The Ashton under Lyne, Stalybridge and Dukinfield (District) Waterworks Joint Committee obtained an act of Parliament, the Ashton-under-Lyne Stalybridge and Dukingfield (District) Waterworks Act 1958 (6 & 7 Eliz. 2. c. xxxix) enabling it to build the reservoir. The committee engaged G. H. Hill & Sons as engineers and the contractor was A. E. Farr & Company. J. B. Blayney was employed as landscape architect as required by section 34 of the act. Work started in 1960 and was finished in October 1966.

The dam's earth embankment is 38 metres high and 550 metres in length. It is 4.25 metres wide at the crest and is 183 metres at the widest point at its base. A concrete cutoff in a 23 metre deep trench makes a seal between the foundations and the earthworks preventing leaks. Above the concrete cutoff is the clay core. Dove Stone is possibly the last large dam to be built in Britain with a conventional puddle clay core. The volume of the dam is 34,000 cubic metres.

The dam wall does not have a traditional spillway to control water height but discharges into a tunnel under the side of the valley, via a large bell-mouth drop-shaft overflow in one corner, a feature not normally seen on Pennine dams ⁬which usually have masonry spillways.

On the dam wall near the drop shaft is an ingeniously designed emergency overflow consisting of three metal troughs that when full tip water over a wall where it runs across the road and back into the river below. The emergency overflow is activated if a flash flood of approximately two metres of water occurs.

==Recreation==
Access to the reservoir is via the A635 road to the pay and display car parks. There are toilets at Binn Green and at the main car park. The Peak District Park Ranger Service maintains an office next to the main car park and rangers patrol the reservoirs and park at weekends.

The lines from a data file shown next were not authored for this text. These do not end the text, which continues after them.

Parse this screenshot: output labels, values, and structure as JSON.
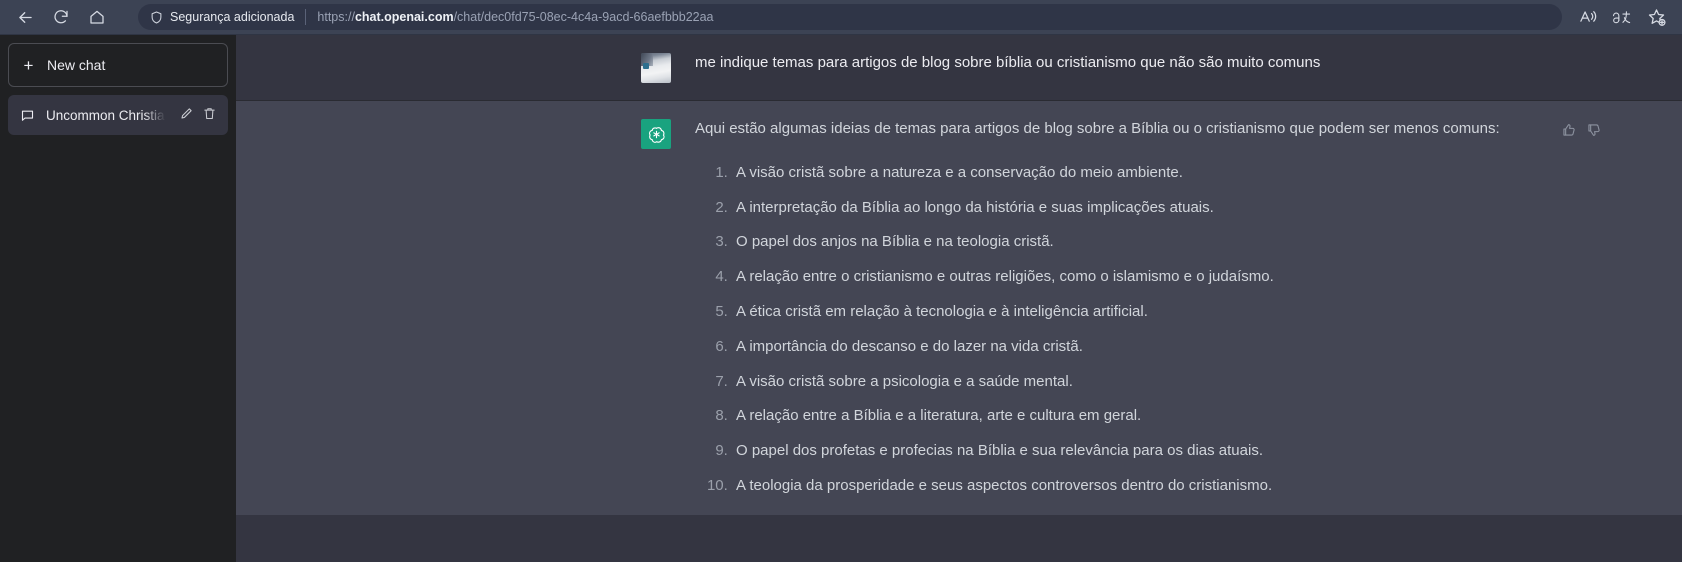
{
  "browser": {
    "back_icon": "back-arrow-icon",
    "refresh_icon": "refresh-icon",
    "home_icon": "home-icon",
    "security_label": "Segurança adicionada",
    "url_scheme": "https://",
    "url_host": "chat.openai.com",
    "url_path": "/chat/dec0fd75-08ec-4c4a-9acd-66aefbbb22aa",
    "url_full": "https://chat.openai.com/chat/dec0fd75-08ec-4c4a-9acd-66aefbbb22aa",
    "actions": [
      {
        "name": "read-aloud-icon",
        "label": "A"
      },
      {
        "name": "translate-icon",
        "label": "aあ"
      },
      {
        "name": "add-favorite-icon",
        "label": "☆"
      }
    ]
  },
  "sidebar": {
    "new_chat_label": "New chat",
    "new_chat_plus": "+",
    "chats": [
      {
        "title": "Uncommon Christian Bl",
        "active": true,
        "edit_icon": "pencil-icon",
        "delete_icon": "trash-icon"
      }
    ]
  },
  "conversation": {
    "messages": [
      {
        "role": "user",
        "avatar": "user-photo-avatar",
        "text": "me indique temas para artigos de blog sobre bíblia ou cristianismo que não são muito comuns"
      },
      {
        "role": "assistant",
        "avatar": "chatgpt-logo-avatar",
        "intro": "Aqui estão algumas ideias de temas para artigos de blog sobre a Bíblia ou o cristianismo que podem ser menos comuns:",
        "list": [
          "A visão cristã sobre a natureza e a conservação do meio ambiente.",
          "A interpretação da Bíblia ao longo da história e suas implicações atuais.",
          "O papel dos anjos na Bíblia e na teologia cristã.",
          "A relação entre o cristianismo e outras religiões, como o islamismo e o judaísmo.",
          "A ética cristã em relação à tecnologia e à inteligência artificial.",
          "A importância do descanso e do lazer na vida cristã.",
          "A visão cristã sobre a psicologia e a saúde mental.",
          "A relação entre a Bíblia e a literatura, arte e cultura em geral.",
          "O papel dos profetas e profecias na Bíblia e sua relevância para os dias atuais.",
          "A teologia da prosperidade e seus aspectos controversos dentro do cristianismo."
        ],
        "actions": [
          {
            "name": "thumbs-up-icon"
          },
          {
            "name": "thumbs-down-icon"
          }
        ]
      }
    ]
  },
  "colors": {
    "browser_chrome": "#3c4354",
    "sidebar_bg": "#202123",
    "user_row_bg": "#343541",
    "assistant_row_bg": "#444654",
    "brand_green": "#19a37f",
    "text_primary": "#ececf1",
    "text_body": "#d1d5db"
  }
}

The reservoirs and surrounding moorland attract walkers and hikers. Joggers compete in a race every Friday evening in the summer months. The path around Dove Stone is well maintained, gravelled and relatively flat. Leading off its circular path are paths to Chew Reservoir, towards the car park at Binn Green and along the Greenfield Valley past the Yeoman Hey and Greenfield Reservoirs. Dovestone Sailing Club uses the reservoir. The Chew Valley is a gritstone climbing area visited by climbers and boulderers

Started in 1999, the "Life for a Life" plantation allows people to pay to have a tree planted in the name of a loved one. More than 700 trees have been planted.

In 2010, the Royal Society for the Protection of Birds established an interest in the area, and decided to manage the surrounding moorland and woodland, in association with United Utilities.

The Peak District Boundary Walk runs along the path on the dam's embankment.